In Fig. 2↑, *X*_{0} = *W*^{1}_{N}, *X*_{1} = (*X*_{0})^{2}, *X*_{2} = (*X*_{1})^{2}, and *X*_{3} = (*X*_{2})^{2}. With these terms available, *W*^{n}_{N}'s can be obtained by multiplying them by 1. The advantage of this approach is twofold: 1) Because sine and cosine functions are called only once, this method is computationally efficient, and 2) numerical errors are homogeneously distributed to all *W*^{n}_{N}’s.

Recall that a 2-D DFT can be formulated as
*F̂*(*k*, *l*)
=
(1)/(√(*MN*))^{M − 1}⎲⎳_{m = 0}^{N − 1}⎲⎳_{n = 0}*F*[*m*, *n*]*e*^{ − j2π(k(m)/(M) + l(n)/(N))}
=
(1)/(√(*M*))^{M − 1}⎲⎳_{m = 0}[(1)/(√(*N*))^{N − 1}⎲⎳_{n = 0}*F*[*m*, *n*]*e*^{ − j2π(l(n)/(N))}]*e*^{ − j2π(k(m)/(M))},
which indicates that a 2-D FFT can be accomplished by two series of 1-D FFTs—the parts inside and outside the square bracket. In fact, these FFTs can be further expedited with parallelism because the FFTs applied to all possible *k*’s and *l*’s are independent.

POSIX threads can be used to achieve parallelism on a shared-memory system. As shown in Fig. 3↑, a user can allocate only one copy of input data in memory and create multiple threads to fulfill the 2-D FFT, which is decomposed into the following steps:

- Each thread executes the 1-D FFTs of several rows.
- One thread is responsible for transposing the computation results of the previous step while other threads stay idle.
- The first step is repeated.
- The second step is repeated.

All threads must be synchronized to prevent data overwriting. To synchronize a number of threads, we can use the built-in barrier function or simply implement our own barrier.
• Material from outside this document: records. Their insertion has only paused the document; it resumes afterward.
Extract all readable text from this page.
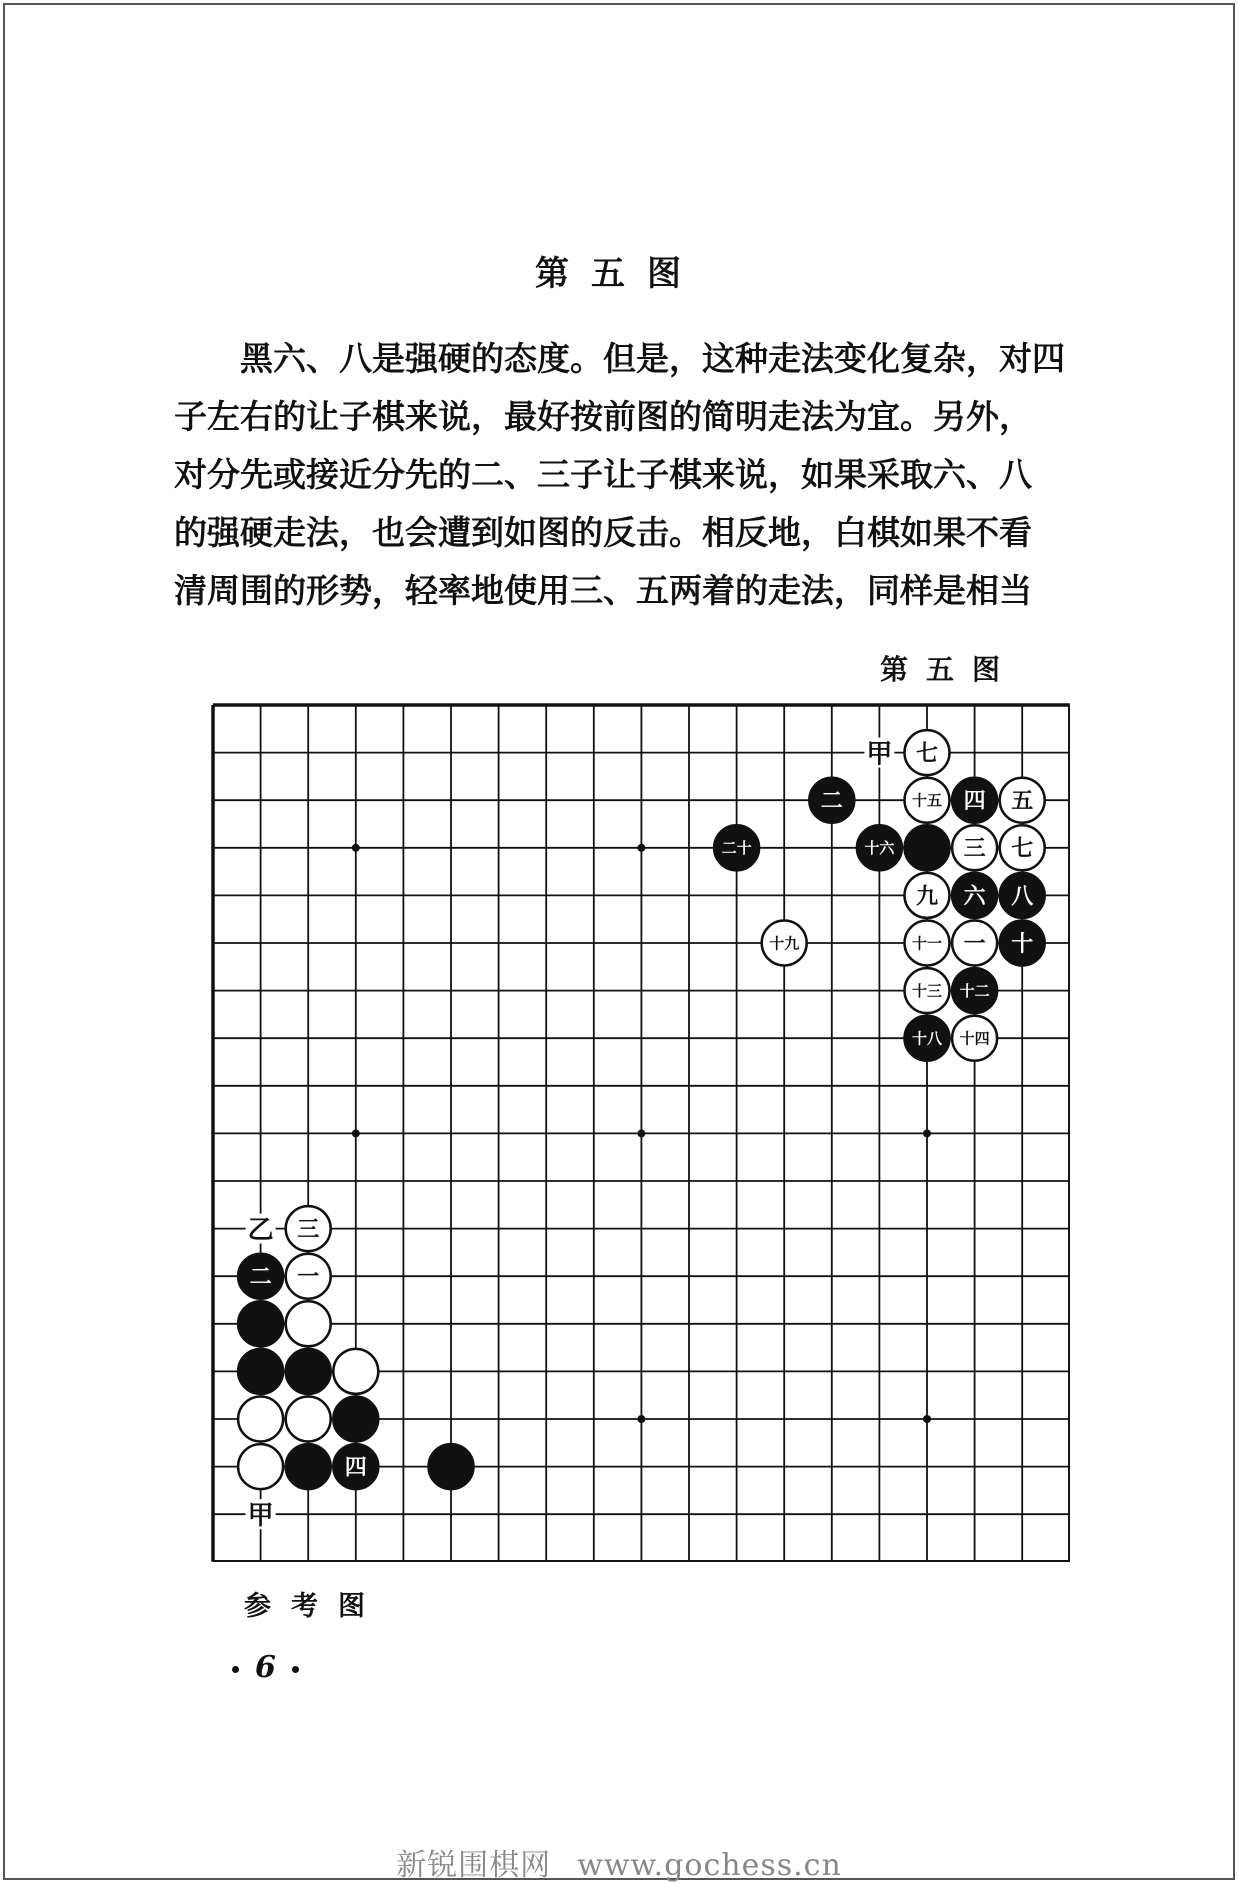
第五图

黑六、八是强硬的态度。但是，这种走法变化复杂，对四

子左右的让子棋来说，最好按前图的简明走法为宜。另外，

对分先或接近分先的二、三子让子棋来说，如果采取六、八

的强硬走法，也会遭到如图的反击。相反地，白棋如果不看

清周围的形势，轻率地使用三、五两着的走法，同样是相当

第五图
甲
乙
甲
七
十五 四 五
二
二十	十六	三 七
九 六 八
十九	十一 一 十
十三 十二
十八 十四
三
二 一
四
参考图
6
新锐围棋网 www.gochess.cn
Since the threads entering a barrier are intended to remain asleep before they leave, if a customized barrier is required, we should use functions pthread_cond_wait and pthread_cond_signal (and mutexes, of course) to implement it. The implementation of a customized barrier is straightforward: A certain thread (awake) is in charge of checking the total number of threads that have entered the barrier while others stay asleep. If the total number of threads reaches a specified value, the awake thread wakes all others by broadcasting, then all threads resume their scheduled work (leave the barrier, conceptually). Note that the variable specified to represent the total number of threads in the barrier should be declared with the qualifier “volatile” to prevent undesirable optimization imposed by compilers, such as g++ -O2.